The BIS report presents a detailed analysis of the role HFT participants played in the currency moves on the day of the equity flash crash on May 6, 2010, and also the freak move in US dollar/yen on March 17, 2011, which saw the pair move from 79.50 to 76.50 in just 25 minutes. It concludes the latter move was due, in part, to a withdrawal of HFT participants.
"During this episode, both HFT players and traditional market-makers reportedly withdrew, to a large extent, from the market. But in the light of the specific time of day, the withdrawal could also be related to system pauses, rather than just the operation of the HFT firms' internal risk controls," the BIS says.
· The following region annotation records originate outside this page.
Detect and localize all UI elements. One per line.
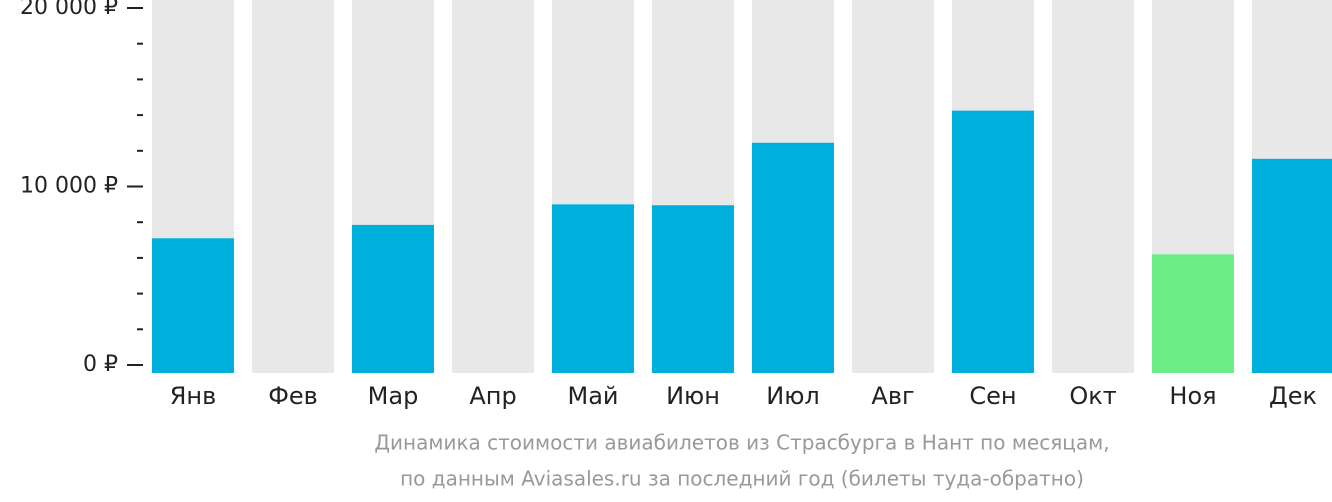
x-tick-label: Мар <box>368 382 419 410</box>
x-tick-label: Апр <box>469 382 516 410</box>
caption-line: Динамика стоимости авиабилетов из Страсб… <box>374 431 1109 455</box>
x-tick-label: Фев <box>268 382 318 410</box>
bar <box>552 204 634 373</box>
x-tick-label: Июл <box>766 382 820 410</box>
bar-background <box>1052 0 1134 373</box>
x-tick-label: Июн <box>666 382 720 410</box>
x-tick-label: Дек <box>1269 382 1317 410</box>
bar <box>652 205 734 373</box>
x-tick-label: Сен <box>969 382 1016 410</box>
y-tick-label: 0 ₽ <box>83 352 118 377</box>
bar-background <box>852 0 934 373</box>
bar <box>352 224 434 373</box>
bar <box>952 110 1034 373</box>
y-tick-label: 10 000 ₽ <box>20 174 118 199</box>
x-tick-label: Янв <box>170 382 217 410</box>
x-tick-label: Окт <box>1069 382 1116 410</box>
bar <box>752 142 834 373</box>
x-tick-label: Авг <box>871 382 914 410</box>
y-tick-label: 20 000 ₽ <box>20 0 118 20</box>
bar <box>1152 254 1234 373</box>
bar-background <box>252 0 334 373</box>
bar <box>152 238 234 373</box>
x-tick-label: Май <box>567 382 618 410</box>
x-tick-label: Ноя <box>1169 382 1216 410</box>
caption-line: по данным Aviasales.ru за последний год … <box>400 467 1084 491</box>
bar-background <box>452 0 534 373</box>
bar <box>1252 158 1332 373</box>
According to David Clark, chair of the Wholesale Markets Brokers' Association, the risk of a flash crash in forex markets, although not insignificant, is far less serious than in equity markets because liquidity is much deeper in forex and currency pairs are less homogenous than stocks.
"What is of greater concern is that the trade sizes in forex have become smaller and smaller because of HFT, and it is crucially important to maintain the liquidity in the market. The BIS recognises the importance of the multiple trading venues in the market, which is encouraging, because they are the platforms that ensure liquidity is maintained," he says.
The markets committee's conclusion is that the growth of HFT in foreign exchange will have significant implications for both the structure and functioning of the global forex market, and policy-makers need to keep abreast of developments. It recommends regulators maintain a dialogue with forex trading platforms, prime brokers and HFT participants to make sure the issues raised are properly monitored.
But Clark warns regulators should be careful about interfering too much and hurting liquidity as a result. "High-frequency traders certainly contribute liquidity and for that reason, it is critical regulators don't try to curb their participation – that could have unwelcome consequences for the integrity of the forex market as a whole. It must also be acknowledged that large blocks will continue to be traded outside of the algos used in HFT, and with larger spreads."